OSHAWA, Ontario (Reuters) - Canada will study Chinese oil company CNOOC Ltd’s bid for Nexen Inc carefully and no one should make assumptions about whether the proposed takeover will be approved, Prime Minister Stephen Harper said on Tuesday.
CNOOC announced on Monday it was launching a $15.1 billion friendly bid for Canadian oil company Nexen. The government must now decide under the terms of the Investment Canada Act whether the takeover would be of net benefit to Canada.
“I‘m not going to make comments on this policy either generally or on this specific transaction that would in any way prejudice the government’s position,” Harper told reporters in Oshawa, Ontario, just east of Toronto.
“Nobody should prejudge the government’s position. This investment will be thoroughly scrutinized before it is either accepted or rejected,” he added.

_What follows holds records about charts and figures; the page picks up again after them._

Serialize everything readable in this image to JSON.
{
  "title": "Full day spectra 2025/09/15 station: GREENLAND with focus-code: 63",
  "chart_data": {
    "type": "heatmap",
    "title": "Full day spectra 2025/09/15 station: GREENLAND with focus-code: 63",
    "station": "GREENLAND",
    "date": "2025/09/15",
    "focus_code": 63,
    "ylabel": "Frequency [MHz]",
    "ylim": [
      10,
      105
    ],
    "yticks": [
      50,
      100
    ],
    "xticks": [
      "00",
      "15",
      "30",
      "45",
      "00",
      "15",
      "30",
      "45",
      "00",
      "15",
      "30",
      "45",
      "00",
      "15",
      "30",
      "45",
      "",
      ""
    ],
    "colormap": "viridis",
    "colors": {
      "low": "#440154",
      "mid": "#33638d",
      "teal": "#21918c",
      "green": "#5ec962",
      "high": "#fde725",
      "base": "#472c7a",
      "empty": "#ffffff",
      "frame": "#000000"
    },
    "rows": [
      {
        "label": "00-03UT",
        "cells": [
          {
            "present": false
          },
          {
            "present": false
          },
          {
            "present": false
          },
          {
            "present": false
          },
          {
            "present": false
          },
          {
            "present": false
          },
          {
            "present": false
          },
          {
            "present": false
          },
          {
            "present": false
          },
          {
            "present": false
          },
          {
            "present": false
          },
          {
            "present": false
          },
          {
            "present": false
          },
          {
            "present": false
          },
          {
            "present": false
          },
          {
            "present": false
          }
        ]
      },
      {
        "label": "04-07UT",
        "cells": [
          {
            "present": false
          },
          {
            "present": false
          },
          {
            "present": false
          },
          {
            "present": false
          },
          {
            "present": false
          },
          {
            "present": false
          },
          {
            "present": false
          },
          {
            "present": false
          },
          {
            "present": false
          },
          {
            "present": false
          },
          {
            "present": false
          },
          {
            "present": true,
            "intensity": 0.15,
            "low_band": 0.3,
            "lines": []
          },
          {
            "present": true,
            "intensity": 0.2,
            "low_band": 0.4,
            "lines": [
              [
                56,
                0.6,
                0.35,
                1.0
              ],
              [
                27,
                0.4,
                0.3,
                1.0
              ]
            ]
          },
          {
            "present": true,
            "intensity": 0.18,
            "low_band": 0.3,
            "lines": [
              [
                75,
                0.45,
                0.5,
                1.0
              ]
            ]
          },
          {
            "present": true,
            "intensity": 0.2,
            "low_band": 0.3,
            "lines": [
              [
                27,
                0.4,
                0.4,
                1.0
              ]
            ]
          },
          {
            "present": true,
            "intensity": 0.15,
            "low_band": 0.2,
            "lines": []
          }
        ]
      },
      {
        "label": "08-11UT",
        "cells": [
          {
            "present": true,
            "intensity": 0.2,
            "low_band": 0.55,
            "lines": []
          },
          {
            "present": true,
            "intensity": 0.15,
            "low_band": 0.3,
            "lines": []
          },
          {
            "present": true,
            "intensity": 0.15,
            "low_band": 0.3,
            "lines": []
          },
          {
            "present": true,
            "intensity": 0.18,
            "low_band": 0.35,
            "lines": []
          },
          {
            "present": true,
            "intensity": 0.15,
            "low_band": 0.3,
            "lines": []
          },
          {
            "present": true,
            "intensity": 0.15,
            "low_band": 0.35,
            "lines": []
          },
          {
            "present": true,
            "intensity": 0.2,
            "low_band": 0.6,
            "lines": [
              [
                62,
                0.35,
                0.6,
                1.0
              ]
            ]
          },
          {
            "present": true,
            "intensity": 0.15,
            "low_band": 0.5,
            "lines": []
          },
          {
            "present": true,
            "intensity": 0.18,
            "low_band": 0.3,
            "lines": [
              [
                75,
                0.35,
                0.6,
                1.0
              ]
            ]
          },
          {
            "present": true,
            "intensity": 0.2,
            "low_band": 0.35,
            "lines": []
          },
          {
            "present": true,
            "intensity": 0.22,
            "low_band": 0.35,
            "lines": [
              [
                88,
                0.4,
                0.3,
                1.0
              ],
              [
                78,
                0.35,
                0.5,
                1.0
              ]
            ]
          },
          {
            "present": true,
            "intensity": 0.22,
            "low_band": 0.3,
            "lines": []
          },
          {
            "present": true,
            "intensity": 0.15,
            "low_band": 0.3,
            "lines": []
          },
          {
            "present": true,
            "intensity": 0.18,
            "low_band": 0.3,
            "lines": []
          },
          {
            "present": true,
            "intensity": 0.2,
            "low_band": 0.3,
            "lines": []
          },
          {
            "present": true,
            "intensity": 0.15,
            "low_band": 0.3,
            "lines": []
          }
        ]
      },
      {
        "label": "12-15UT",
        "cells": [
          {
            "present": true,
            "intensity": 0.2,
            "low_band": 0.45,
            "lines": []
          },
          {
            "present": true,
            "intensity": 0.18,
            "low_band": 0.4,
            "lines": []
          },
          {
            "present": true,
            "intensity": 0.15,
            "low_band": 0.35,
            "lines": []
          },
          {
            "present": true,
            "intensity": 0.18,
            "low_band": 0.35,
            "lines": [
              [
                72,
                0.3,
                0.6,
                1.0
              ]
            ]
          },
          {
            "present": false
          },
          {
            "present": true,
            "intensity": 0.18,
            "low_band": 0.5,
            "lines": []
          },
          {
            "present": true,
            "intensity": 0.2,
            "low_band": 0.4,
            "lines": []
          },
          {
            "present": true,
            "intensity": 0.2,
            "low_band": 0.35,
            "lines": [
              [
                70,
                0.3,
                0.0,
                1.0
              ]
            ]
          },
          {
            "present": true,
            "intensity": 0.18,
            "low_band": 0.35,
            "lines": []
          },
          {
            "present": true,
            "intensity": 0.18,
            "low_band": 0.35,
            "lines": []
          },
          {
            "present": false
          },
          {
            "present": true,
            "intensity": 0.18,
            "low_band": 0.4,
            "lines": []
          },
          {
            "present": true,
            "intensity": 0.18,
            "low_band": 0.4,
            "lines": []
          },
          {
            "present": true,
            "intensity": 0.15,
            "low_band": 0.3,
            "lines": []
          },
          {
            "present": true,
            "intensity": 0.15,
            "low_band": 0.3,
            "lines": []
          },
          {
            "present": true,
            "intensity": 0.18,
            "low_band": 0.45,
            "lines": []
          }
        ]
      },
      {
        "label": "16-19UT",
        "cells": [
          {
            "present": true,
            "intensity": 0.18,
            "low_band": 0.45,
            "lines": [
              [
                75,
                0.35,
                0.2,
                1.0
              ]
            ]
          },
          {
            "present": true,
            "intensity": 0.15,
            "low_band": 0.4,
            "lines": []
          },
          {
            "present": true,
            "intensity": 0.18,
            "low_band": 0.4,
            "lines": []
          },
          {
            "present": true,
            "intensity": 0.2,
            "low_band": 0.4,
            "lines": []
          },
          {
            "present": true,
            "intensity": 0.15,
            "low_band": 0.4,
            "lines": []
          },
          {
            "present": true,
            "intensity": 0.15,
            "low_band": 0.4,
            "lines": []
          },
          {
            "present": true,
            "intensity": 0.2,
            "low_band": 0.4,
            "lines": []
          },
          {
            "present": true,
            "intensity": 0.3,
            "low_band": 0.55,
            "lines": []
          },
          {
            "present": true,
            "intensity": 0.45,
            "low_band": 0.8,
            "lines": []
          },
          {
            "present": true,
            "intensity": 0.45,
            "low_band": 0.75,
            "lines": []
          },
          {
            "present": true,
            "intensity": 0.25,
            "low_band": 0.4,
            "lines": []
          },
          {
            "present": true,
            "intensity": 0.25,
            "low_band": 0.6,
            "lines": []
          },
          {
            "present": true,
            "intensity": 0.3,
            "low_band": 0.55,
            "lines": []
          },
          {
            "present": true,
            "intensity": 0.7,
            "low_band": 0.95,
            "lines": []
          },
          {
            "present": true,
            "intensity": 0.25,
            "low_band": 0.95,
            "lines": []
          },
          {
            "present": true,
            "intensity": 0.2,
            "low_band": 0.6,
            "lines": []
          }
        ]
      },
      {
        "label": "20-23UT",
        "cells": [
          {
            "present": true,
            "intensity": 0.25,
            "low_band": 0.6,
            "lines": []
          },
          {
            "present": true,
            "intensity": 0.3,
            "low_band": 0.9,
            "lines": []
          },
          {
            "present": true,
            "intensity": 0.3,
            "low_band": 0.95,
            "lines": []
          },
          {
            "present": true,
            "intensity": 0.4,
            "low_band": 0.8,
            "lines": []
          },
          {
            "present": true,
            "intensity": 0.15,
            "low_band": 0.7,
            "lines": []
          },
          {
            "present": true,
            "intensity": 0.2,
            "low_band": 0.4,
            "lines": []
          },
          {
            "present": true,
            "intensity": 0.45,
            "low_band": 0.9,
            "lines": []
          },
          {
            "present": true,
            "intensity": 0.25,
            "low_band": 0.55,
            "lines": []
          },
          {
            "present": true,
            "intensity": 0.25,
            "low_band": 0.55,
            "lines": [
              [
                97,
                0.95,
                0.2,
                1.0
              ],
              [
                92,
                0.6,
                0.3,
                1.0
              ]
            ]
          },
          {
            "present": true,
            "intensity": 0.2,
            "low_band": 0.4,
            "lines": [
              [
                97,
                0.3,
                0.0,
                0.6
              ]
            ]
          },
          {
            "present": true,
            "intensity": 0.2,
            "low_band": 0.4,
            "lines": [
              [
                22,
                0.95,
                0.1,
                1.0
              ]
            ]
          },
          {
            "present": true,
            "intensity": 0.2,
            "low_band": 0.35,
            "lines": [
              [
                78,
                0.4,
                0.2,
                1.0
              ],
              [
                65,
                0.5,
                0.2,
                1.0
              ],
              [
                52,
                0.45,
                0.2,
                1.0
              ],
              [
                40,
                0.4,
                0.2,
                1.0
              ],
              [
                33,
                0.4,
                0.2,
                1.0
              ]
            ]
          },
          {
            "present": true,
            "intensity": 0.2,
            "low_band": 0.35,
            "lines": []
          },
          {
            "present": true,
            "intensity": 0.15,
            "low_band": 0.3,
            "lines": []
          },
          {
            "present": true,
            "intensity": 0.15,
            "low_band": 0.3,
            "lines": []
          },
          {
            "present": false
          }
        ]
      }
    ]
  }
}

Ottawa is actively seeking Chinese investment to help develop the oil-rich tar sands in northern Alberta but some domestic critics are already unhappy that a state-owned company from China might be allowed to buy a Canadian firm.
The Investment Canada Act places tight restrictions on what officials can say about a takeover bid that is being considered.
In 2010, Harper and other officials commented publicly about a hostile takeover bid by Australia’s BHP Billiton bid for Canadian fertilizer producer Potash Corp, prompting critics to say the government had gone too far. Ottawa eventually rejected the takeover.